Zwei Bauanfragen, die Einrichtung einer Unterstellhalle und der Bau einer Lagerhalle im Wirmsthaler "Borngraben" erhielten die Befreiung von den Festsetzungen sowie von der Bauverpflichtung. Über den Rückbau der dortigen Straßenlaterne will die Gemeinde die technische Bauabteilung zu Rate ziehen. Dem Bau zweier überdachter Stellplätze am "Fasanenweg", Hausnummer 5 und 7, gab das Gremium grünes Licht. Für den Bau eines Einfamilienhaus mit Doppelgarage am Heiligenberg braucht der Werber ein statisches Gutachten für seine Stützmauer.

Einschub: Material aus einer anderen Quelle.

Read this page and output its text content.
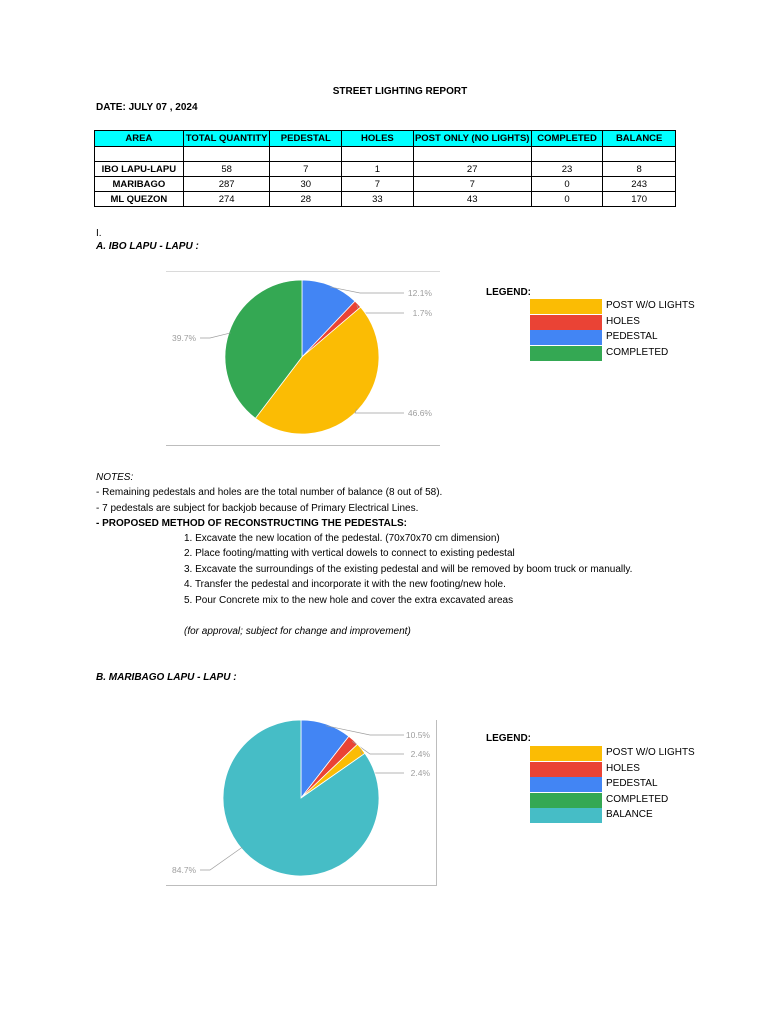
STREET LIGHTING REPORT
DATE: JULY 07 , 2024
AREA	TOTAL QUANTITY	PEDESTAL	HOLES	POST ONLY (NO LIGHTS)	COMPLETED	BALANCE

IBO LAPU-LAPU	58	7	1	27	23	8
MARIBAGO	287	30	7	7	0	243
ML QUEZON	274	28	33	43	0	170
I.
A. IBO LAPU - LAPU :
12.1%
1.7%
46.6%
39.7%
LEGEND:
POST W/O LIGHTS
HOLES
PEDESTAL
COMPLETED
NOTES:
- Remaining pedestals and holes are the total number of balance (8 out of 58).
- 7 pedestals are subject for backjob because of Primary Electrical Lines.
- PROPOSED METHOD OF RECONSTRUCTING THE PEDESTALS:
1. Excavate the new location of the pedestal. (70x70x70 cm dimension)
2. Place footing/matting with vertical dowels to connect to existing pedestal
3. Excavate the surroundings of the existing pedestal and will be removed by boom truck or manually.
4. Transfer the pedestal and incorporate it with the new footing/new hole.
5. Pour Concrete mix to the new hole and cover the extra excavated areas
(for approval; subject for change and improvement)
B. MARIBAGO LAPU - LAPU :
10.5%
2.4%
2.4%
84.7%
LEGEND:
POST W/O LIGHTS
HOLES
PEDESTAL
COMPLETED
BALANCE
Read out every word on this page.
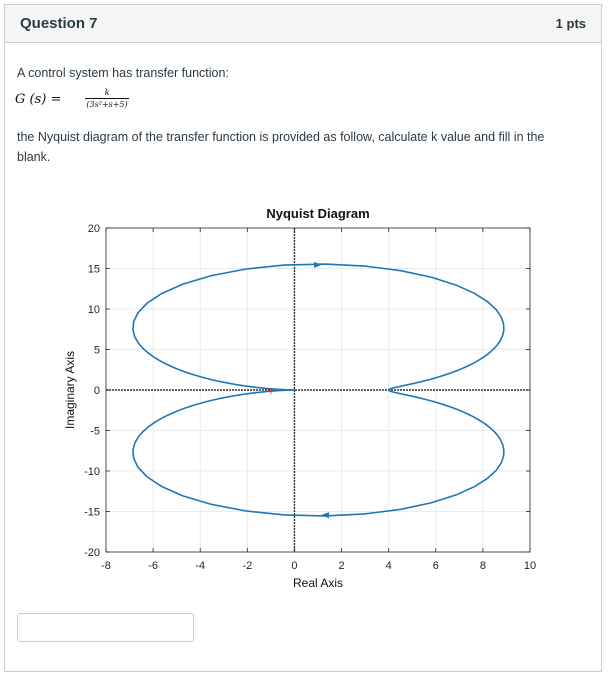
Question 7	1 pts
A control system has transfer function:
G (s) =	k
(3s²+s+5)
the Nyquist diagram of the transfer function is provided as follow, calculate k value and fill in the blank.
+
-8	-6	-4	-2	0	2	4	6	8	10
20
15
10
5
0
-5
-10
-15
-20
Nyquist Diagram
Real Axis
Imaginary Axis
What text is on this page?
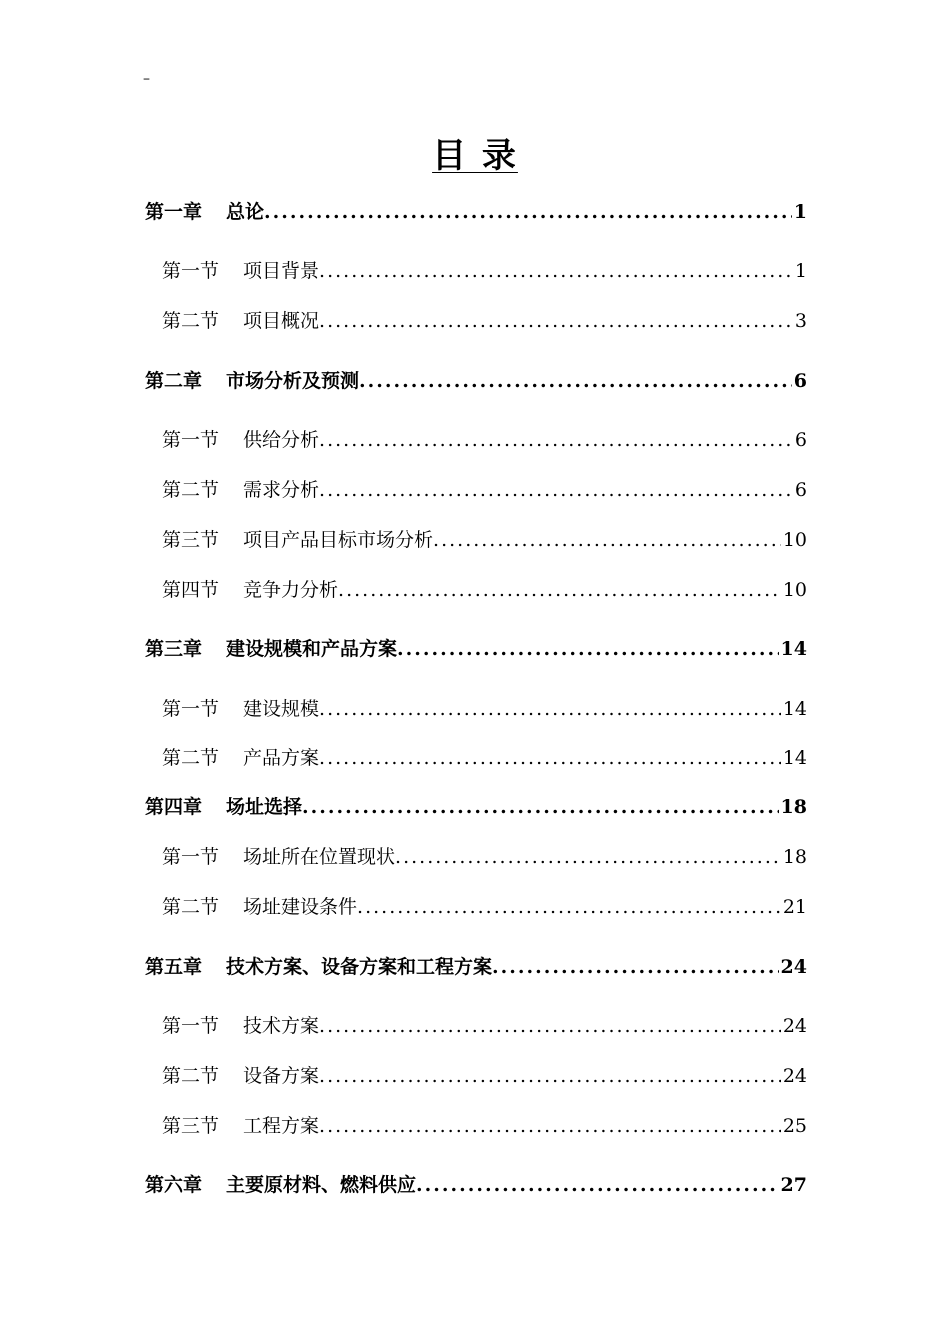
–
目 录
第一章 总论 .....	1
第一节 项目背景 .....	1
第二节 项目概况 .....	3
第二章 市场分析及预测 .....	6
第一节 供给分析 .....	6
第二节 需求分析 .....	6
第三节 项目产品目标市场分析 .....	10
第四节 竞争力分析 .....	10
第三章 建设规模和产品方案 .....	14
第一节 建设规模 .....	14
第二节 产品方案 .....	14
第四章 场址选择 .....	18
第一节 场址所在位置现状 .....	18
第二节 场址建设条件 .....	21
第五章 技术方案、设备方案和工程方案 .....	24
第一节 技术方案 .....	24
第二节 设备方案 .....	24
第三节 工程方案 .....	25
第六章 主要原材料、燃料供应 .....	27
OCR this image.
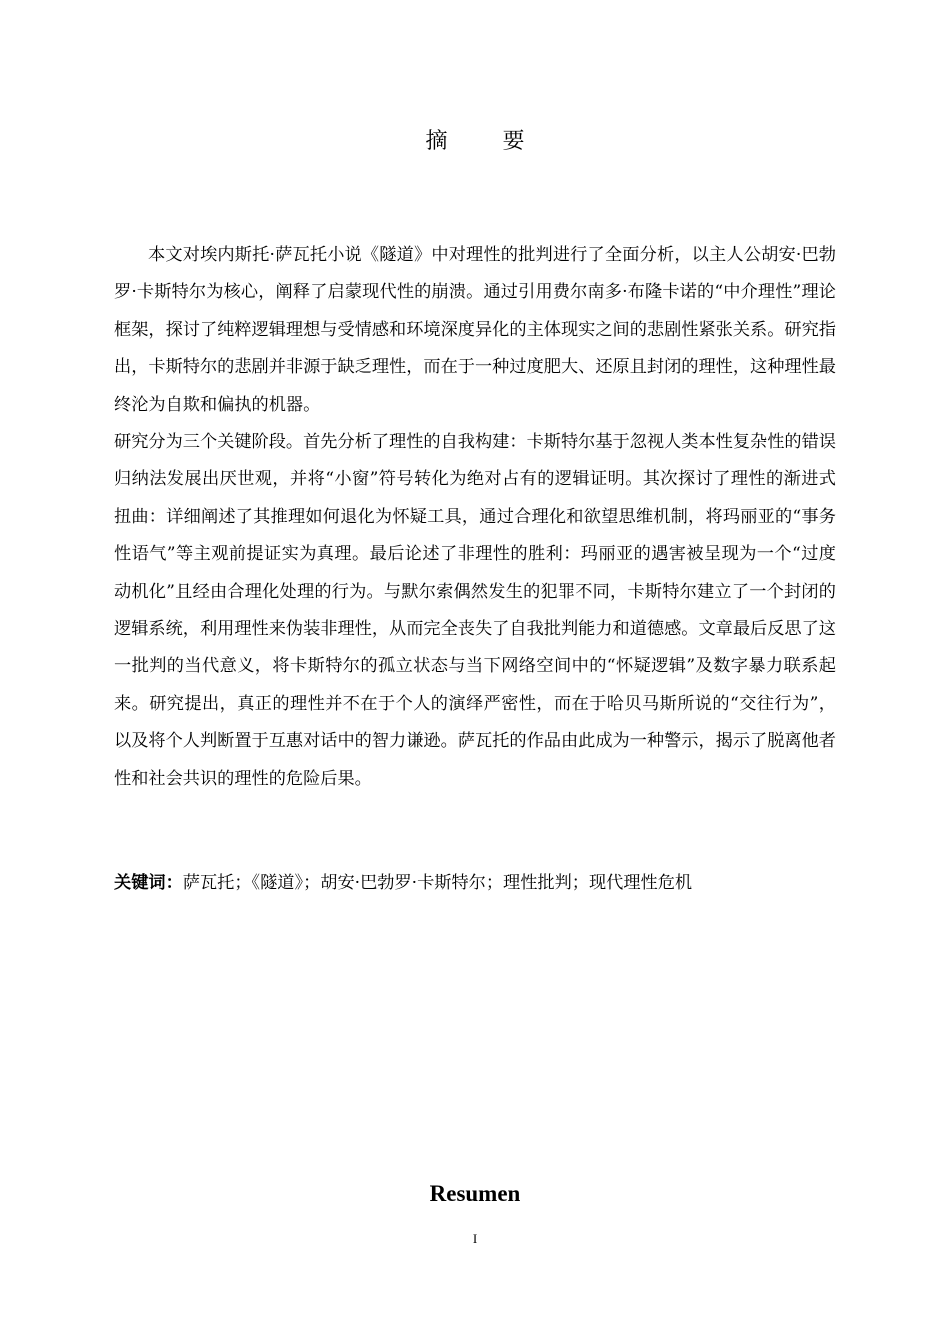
摘 要

本文对埃内斯托·萨瓦托小说《隧道》中对理性的批判进行了全面分析，以主人公胡安·巴勃罗·卡斯特尔为核心，阐释了启蒙现代性的崩溃。通过引用费尔南多·布隆卡诺的“中介理性”理论框架，探讨了纯粹逻辑理想与受情感和环境深度异化的主体现实之间的悲剧性紧张关系。研究指出，卡斯特尔的悲剧并非源于缺乏理性，而在于一种过度肥大、还原且封闭的理性，这种理性最终沦为自欺和偏执的机器。

研究分为三个关键阶段。首先分析了理性的自我构建：卡斯特尔基于忽视人类本性复杂性的错误归纳法发展出厌世观，并将“小窗”符号转化为绝对占有的逻辑证明。其次探讨了理性的渐进式扭曲：详细阐述了其推理如何退化为怀疑工具，通过合理化和欲望思维机制，将玛丽亚的“事务性语气”等主观前提证实为真理。最后论述了非理性的胜利：玛丽亚的遇害被呈现为一个“过度动机化”且经由合理化处理的行为。与默尔索偶然发生的犯罪不同，卡斯特尔建立了一个封闭的逻辑系统，利用理性来伪装非理性，从而完全丧失了自我批判能力和道德感。文章最后反思了这一批判的当代意义，将卡斯特尔的孤立状态与当下网络空间中的“怀疑逻辑”及数字暴力联系起来。研究提出，真正的理性并不在于个人的演绎严密性，而在于哈贝马斯所说的“交往行为”，以及将个人判断置于互惠对话中的智力谦逊。萨瓦托的作品由此成为一种警示，揭示了脱离他者性和社会共识的理性的危险后果。

关键词：萨瓦托；《隧道》；胡安·巴勃罗·卡斯特尔；理性批判；现代理性危机
Resumen
I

Zum Bebauungs- und Grünordnungsplan für das Kurparkresort "Hotel und Wohnen", Am Kurpark in Bad Kissingen, gab der Rat ein positives Votum ab. Im Rathausneubau in Euerdorf müssen die Rettungs- und Fluchtwege zum Preis von 2094 Euro ausgeschildert werden. Die Montage nimmt der Bauhof vor. Der Amtssitz erhält die Hausnummer 14.

Unter Beifall bestätigte das Gremium Laura Ferdin nach erfolgreicher Prüfung als offizielle, stellvertretende Feuerwehrkommandantin der heimischen Wehr. Das Nachrichtenblatt des Marktes erscheint wegen der Pandemie und der daraus datierenden, mageren Informationslage derzeit nicht.